Review Summary: Living Colour returns after a decade on hiatus and while they do enough to prove they are not a spent force just yet, this comeback LP is overlong and contains way too much filler on its 2nd half.
Having disbanded in 1995 citing “differences of opinion regarding musical direction”, NYC quartet Living Colour surprised fans by playing an impromptu gig in late 2000. Eventually reforming, they released their 4th full-length album ‘Collideoscope’ in 2003… More than a decade after previous release ‘Stain’! In essence, the new album was an attempt to be a compromise between the heavier & angrier ‘Stain’ and the overlong genre-fusing 2nd release ‘Times Up’. On paper, that seemed a logical approach, however it is not always an easy task to put into action... Especially when 10 years have passed.
Thankfully, early signs are promising for the most part. Lead single ‘Song Without Sin’ opens proceedings with a distinctively thick guitar riff courtesy of guitar maestro Vernon Reid. Meanwhile, the following track ‘A Question Of When’ adds some effective sampled sounds and Corey Glover’s insistently desperate and questioning vocals to the equation.
One thing which time had definitely not restrained was Living Colour’s politically and socially-conscious heavy lyrics as they are still a major component of the band on ‘Collideoscope’. ‘Operation Mind Control’ sees the main tag-line of “It’s operation mind-control, it’s the battle for America’s soul”, while on the electro-dub piece ‘In Your Name’, Glover belts out lines such as “we are hurting you to heal you and we’re doing it in your name”.
However, adding an extra bow to their lyrical arsenal was the September-11 terrorist attacks which occurred while the band was in the early stages of putting this album together. This is best highlighted on standout track ‘Flying’, which is a ballad detailing office workers caught in the World Trade Center buildings at the time of the tragedy. Beginning with “I jumped out of the window to get to the parking lot, I’m writing this little song on my way down”, Glover later adds “I was gathering up my nerve to ask out Carmen… Now we’re holding hands, not just the way I planned”. While very serious, the cut has that same quirky outlook which made ‘Love Rears Its Ugly Head’ so successful previously.

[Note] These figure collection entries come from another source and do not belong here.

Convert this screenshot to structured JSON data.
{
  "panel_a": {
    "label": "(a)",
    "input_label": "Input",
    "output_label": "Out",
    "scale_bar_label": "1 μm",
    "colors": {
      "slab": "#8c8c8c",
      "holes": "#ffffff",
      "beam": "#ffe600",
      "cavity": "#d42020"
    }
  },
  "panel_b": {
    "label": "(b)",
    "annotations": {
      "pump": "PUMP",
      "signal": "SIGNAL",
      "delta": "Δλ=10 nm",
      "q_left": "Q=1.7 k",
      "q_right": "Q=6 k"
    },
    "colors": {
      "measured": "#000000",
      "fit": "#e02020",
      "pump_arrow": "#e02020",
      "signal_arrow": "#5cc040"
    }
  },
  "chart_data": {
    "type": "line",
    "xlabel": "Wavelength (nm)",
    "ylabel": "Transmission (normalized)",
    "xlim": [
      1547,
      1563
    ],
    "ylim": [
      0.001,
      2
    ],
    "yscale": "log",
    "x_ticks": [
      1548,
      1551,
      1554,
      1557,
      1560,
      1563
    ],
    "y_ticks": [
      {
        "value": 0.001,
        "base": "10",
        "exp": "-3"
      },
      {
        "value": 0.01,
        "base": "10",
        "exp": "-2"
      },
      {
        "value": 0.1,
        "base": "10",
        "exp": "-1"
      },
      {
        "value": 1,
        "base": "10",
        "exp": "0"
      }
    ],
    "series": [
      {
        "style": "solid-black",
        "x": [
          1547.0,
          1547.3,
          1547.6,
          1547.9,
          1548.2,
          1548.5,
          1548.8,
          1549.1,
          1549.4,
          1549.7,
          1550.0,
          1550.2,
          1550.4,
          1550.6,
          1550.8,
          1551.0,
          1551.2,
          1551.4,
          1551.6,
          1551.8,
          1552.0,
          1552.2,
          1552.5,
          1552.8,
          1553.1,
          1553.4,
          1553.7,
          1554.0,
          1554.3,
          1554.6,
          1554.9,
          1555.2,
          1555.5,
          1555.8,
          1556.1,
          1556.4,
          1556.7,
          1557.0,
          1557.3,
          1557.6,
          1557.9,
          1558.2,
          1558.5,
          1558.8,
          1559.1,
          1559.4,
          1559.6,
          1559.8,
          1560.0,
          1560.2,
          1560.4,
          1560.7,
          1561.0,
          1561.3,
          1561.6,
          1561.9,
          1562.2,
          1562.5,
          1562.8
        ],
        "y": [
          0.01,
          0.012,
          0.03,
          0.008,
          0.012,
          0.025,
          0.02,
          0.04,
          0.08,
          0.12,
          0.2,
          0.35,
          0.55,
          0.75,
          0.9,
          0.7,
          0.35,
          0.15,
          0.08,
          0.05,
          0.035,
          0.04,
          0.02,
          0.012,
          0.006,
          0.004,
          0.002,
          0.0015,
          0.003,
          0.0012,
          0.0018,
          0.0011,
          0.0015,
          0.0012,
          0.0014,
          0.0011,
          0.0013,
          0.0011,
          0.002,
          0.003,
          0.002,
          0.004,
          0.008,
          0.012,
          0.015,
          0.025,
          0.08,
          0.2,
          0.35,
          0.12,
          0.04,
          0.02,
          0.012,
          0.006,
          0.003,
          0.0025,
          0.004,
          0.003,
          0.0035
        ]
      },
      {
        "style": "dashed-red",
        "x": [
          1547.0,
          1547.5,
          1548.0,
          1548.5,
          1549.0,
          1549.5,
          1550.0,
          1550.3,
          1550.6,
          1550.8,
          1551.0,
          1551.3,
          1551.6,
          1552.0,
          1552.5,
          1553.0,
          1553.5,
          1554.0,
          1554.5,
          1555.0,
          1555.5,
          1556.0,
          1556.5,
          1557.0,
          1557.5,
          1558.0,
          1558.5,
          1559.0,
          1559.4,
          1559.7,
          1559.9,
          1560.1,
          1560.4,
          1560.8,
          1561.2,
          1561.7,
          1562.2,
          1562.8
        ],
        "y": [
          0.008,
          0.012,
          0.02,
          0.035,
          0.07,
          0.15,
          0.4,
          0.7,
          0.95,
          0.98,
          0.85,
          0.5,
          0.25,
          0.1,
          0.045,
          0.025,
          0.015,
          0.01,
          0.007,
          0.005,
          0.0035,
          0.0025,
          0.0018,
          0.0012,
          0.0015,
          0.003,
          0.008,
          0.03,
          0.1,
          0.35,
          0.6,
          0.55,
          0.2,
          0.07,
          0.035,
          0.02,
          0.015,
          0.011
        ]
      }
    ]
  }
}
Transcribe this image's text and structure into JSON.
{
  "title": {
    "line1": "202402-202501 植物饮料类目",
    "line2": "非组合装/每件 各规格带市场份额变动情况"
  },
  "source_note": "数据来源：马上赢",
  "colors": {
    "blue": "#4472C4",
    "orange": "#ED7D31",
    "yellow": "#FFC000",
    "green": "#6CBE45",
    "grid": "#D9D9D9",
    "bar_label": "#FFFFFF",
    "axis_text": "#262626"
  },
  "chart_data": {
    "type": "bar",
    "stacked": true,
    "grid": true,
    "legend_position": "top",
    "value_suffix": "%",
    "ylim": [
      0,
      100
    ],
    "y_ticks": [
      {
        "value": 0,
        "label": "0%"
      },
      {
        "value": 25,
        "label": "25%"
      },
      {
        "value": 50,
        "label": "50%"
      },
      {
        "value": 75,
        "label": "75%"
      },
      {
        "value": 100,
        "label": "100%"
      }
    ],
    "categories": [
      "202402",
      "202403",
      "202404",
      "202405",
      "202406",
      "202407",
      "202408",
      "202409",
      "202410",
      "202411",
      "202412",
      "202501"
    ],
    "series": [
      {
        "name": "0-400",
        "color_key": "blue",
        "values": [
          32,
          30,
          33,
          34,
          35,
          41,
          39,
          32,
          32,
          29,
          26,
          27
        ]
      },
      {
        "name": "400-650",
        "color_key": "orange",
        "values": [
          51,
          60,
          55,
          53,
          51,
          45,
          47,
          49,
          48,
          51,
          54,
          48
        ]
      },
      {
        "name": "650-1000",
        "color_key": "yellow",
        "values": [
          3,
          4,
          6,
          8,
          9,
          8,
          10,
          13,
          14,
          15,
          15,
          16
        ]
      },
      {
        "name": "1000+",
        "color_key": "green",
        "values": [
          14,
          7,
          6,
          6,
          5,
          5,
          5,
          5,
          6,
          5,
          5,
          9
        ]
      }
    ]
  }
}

Unfortunately, the final two-thirds of ‘Collideoscope’ suggests that time may have passed Living Colour by a little. There are still some above-average moments; the Caribbean reggae-like vibe of ‘Nightmare City’, the involving narrative of ‘Lost Halo’, and ‘Holy Roller’ where Glover is at his soulful best. Elsewhere however, either shortcuts are taken or the results are mediocre at best.
Familiarity is one technique unsuccessfully used to stem the tide, with covers of AC/DC’s ‘Back In Black’ and The Beatles’ ‘Tomorrow Never Knows’. The former includes nauseating screeching vocals from Glover, while the latter is just plain boring. A solid-re-recording of ‘Sacred Ground’ is also included after being used on a mid-90’s ‘Best Of’ compilation titled ‘Pride’. Arguably the most puzzling track here however is ‘Choices Mash Up, Happy Shopper’ which is an experimental mess where the band quite possibly attempt to include moments of every genre imaginable.
Similarly to ‘Times Up’, there is the additional weakness of Collideoscope being overlong at 60 minutes and containing way too much filler. You could quite easily whittle this LP down to 11 tracks & 45 minutes, which would result in a nice overall package… Especially considering that this is a comeback album. However, as the album approaches its climax, it is quite the chore to listen to and a little sleep-inducing in all honesty. Thankfully, there is sufficient quality during the first half to suggest that Living Colour is not a spent force just yet, and ‘Collideoscope’ is still worth a listen.
Recommended Tracks: Flying, A Question Of When & Holy Roller.